Author Bittersweet_Love Posted July 12, 2011 Author Posted July 12, 2011 Hi Feelsgoodman.. I actually AM Pakistani...an American born Pakistani. This is where is gets so hard for me. I thought he was a liberal Pakistani man but apparently not..so hard to find someone who is a good mix of east and west
Author Bittersweet_Love Posted July 13, 2011 Author Posted July 13, 2011 Everyday I get a little bit stronger from this but, I would be lying if I said it still wasn't something I thought about everyday. Here is my question: Would I be doing myself a disservice to write him an email venting out some of the anger I have? I know NC is probably BEST in this situation and to just move on but, I still cannot shake how we talked for three months and then how he treated me when I visited and now completely disappearance. IT'S INFURIATING! I want to let him know how upset I am and how confused by his actions. I know it's probably NOT a good idea but could it possibly do some good at least to get some closure? I feel like he could have at least given me THAT..but it never ceases to amaze me how some people can act. UGH It would be a simple email saying... hey, I haven't heard from you since I got back to Oregon and I just wanted to express my disappointment in how you acted when I was there...(maybe a short explanation) and end it nicely with "I wish you the best" I don't know...maybe that's dumb....and I should just move on....thoughts?

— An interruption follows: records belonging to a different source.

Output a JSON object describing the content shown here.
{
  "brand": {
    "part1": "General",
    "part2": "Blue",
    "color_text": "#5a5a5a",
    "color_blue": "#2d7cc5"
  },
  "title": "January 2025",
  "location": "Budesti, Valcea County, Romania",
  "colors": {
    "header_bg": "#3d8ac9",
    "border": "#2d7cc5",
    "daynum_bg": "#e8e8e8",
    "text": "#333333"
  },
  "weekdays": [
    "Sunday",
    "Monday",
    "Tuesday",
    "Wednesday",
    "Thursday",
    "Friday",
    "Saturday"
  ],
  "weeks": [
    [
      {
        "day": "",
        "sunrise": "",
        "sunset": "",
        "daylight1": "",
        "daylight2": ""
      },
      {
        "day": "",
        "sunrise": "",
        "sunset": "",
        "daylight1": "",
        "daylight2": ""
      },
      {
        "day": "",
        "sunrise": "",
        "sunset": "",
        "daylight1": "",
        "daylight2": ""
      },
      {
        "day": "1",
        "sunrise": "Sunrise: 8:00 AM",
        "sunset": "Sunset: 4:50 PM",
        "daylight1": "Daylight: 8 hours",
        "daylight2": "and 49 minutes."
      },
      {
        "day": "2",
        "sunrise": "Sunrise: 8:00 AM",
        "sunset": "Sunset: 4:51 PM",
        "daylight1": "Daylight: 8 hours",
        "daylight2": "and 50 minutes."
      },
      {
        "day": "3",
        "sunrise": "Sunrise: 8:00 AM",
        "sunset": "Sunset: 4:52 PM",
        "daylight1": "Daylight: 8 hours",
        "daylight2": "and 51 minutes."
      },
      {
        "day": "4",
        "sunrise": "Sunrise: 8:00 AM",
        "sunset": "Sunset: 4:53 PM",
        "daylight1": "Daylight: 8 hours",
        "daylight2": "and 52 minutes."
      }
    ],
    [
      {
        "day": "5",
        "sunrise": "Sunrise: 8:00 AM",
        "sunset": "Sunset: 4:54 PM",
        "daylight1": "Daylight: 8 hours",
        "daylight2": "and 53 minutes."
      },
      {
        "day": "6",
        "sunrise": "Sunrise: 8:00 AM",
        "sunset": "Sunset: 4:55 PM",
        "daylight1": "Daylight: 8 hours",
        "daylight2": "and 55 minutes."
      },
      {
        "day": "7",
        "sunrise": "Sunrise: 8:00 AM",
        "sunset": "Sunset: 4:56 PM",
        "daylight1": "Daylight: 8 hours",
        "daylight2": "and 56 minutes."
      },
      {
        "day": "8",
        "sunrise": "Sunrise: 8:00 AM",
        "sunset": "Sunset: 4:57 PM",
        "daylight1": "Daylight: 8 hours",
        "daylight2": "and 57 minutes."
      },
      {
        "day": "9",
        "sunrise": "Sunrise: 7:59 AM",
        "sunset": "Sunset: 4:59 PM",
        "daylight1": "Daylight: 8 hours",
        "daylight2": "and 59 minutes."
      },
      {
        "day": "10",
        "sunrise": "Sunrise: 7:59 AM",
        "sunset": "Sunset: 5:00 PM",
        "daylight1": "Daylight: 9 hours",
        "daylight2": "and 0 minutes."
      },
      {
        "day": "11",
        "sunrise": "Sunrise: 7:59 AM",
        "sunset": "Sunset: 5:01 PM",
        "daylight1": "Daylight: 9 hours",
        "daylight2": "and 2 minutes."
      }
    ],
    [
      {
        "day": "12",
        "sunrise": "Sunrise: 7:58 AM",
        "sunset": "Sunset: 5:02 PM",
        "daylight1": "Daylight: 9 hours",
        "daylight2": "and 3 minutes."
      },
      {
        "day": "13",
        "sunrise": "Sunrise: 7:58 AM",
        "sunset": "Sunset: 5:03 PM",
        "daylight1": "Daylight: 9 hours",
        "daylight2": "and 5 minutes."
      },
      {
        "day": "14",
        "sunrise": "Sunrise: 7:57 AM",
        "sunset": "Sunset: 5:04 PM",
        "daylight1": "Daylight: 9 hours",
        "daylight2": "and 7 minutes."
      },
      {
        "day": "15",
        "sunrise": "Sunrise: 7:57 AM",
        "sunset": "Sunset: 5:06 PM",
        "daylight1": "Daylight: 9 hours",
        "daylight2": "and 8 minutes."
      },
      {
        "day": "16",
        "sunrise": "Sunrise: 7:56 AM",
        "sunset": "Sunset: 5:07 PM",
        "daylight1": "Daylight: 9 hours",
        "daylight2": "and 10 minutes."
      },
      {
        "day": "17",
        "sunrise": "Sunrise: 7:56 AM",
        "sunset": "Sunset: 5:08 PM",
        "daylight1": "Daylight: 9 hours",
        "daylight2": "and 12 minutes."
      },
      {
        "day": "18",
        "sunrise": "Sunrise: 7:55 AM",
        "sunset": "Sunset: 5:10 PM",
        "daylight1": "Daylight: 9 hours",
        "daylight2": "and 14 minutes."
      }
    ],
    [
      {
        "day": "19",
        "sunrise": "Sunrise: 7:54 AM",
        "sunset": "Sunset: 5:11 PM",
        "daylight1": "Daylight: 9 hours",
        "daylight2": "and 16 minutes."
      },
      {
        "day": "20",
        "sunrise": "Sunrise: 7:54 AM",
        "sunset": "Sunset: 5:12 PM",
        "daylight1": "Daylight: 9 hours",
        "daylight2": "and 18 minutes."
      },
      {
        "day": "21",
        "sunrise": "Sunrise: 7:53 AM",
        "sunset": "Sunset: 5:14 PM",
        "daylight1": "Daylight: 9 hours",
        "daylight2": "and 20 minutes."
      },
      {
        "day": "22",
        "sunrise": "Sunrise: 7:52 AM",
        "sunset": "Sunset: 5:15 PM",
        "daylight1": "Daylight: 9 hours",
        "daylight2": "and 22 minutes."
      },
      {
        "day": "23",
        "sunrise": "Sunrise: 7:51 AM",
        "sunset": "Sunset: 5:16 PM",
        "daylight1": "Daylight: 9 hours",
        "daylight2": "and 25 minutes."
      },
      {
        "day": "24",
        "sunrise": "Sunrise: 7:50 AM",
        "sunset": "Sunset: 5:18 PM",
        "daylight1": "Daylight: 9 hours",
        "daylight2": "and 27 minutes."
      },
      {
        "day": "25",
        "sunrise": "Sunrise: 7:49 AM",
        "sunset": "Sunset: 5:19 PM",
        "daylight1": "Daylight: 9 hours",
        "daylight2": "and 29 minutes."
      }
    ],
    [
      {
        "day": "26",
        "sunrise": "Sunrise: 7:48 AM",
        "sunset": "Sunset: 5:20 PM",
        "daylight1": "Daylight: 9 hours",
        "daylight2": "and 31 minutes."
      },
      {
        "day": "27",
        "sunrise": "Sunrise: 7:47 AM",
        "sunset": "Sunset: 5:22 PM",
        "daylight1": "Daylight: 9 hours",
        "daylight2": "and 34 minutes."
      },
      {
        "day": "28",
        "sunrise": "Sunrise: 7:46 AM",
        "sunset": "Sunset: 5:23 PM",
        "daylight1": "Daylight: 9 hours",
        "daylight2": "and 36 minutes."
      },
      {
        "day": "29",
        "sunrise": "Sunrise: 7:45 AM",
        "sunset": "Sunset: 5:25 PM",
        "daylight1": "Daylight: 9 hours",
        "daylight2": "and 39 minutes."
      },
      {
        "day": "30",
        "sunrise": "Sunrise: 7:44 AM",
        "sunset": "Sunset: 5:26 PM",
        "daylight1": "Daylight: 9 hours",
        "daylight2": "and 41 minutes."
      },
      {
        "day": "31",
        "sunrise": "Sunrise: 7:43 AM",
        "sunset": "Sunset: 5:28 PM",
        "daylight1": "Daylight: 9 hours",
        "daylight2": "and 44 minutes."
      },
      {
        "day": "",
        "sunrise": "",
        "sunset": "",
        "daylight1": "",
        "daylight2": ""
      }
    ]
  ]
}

Afishwithabike Posted July 13, 2011 Posted July 13, 2011 I think the idea is fine, but I would keep the email shorter. I don't know if right now you need to include the short explanation. If he responds with "what did I do wrong?" then maybe give an explanation.
Feelsgoodman Posted July 14, 2011 Posted July 14, 2011 Everyday I get a little bit stronger from this but, I would be lying if I said it still wasn't something I thought about everyday. Here is my question: Would I be doing myself a disservice to write him an email venting out some of the anger I have? I know NC is probably BEST in this situation and to just move on but, I still cannot shake how we talked for three months and then how he treated me when I visited and now completely disappearance. IT'S INFURIATING! I want to let him know how upset I am and how confused by his actions. I know it's probably NOT a good idea but could it possibly do some good at least to get some closure? I feel like he could have at least given me THAT..but it never ceases to amaze me how some people can act. UGH It would be a simple email saying... hey, I haven't heard from you since I got back to Oregon and I just wanted to express my disappointment in how you acted when I was there...(maybe a short explanation) and end it nicely with "I wish you the best" I don't know...maybe that's dumb....and I should just move on....thoughts? Yes, it is dumb. It won't bring you closure, as he will just laugh it off or come up with some bs excuse. Move on with your life.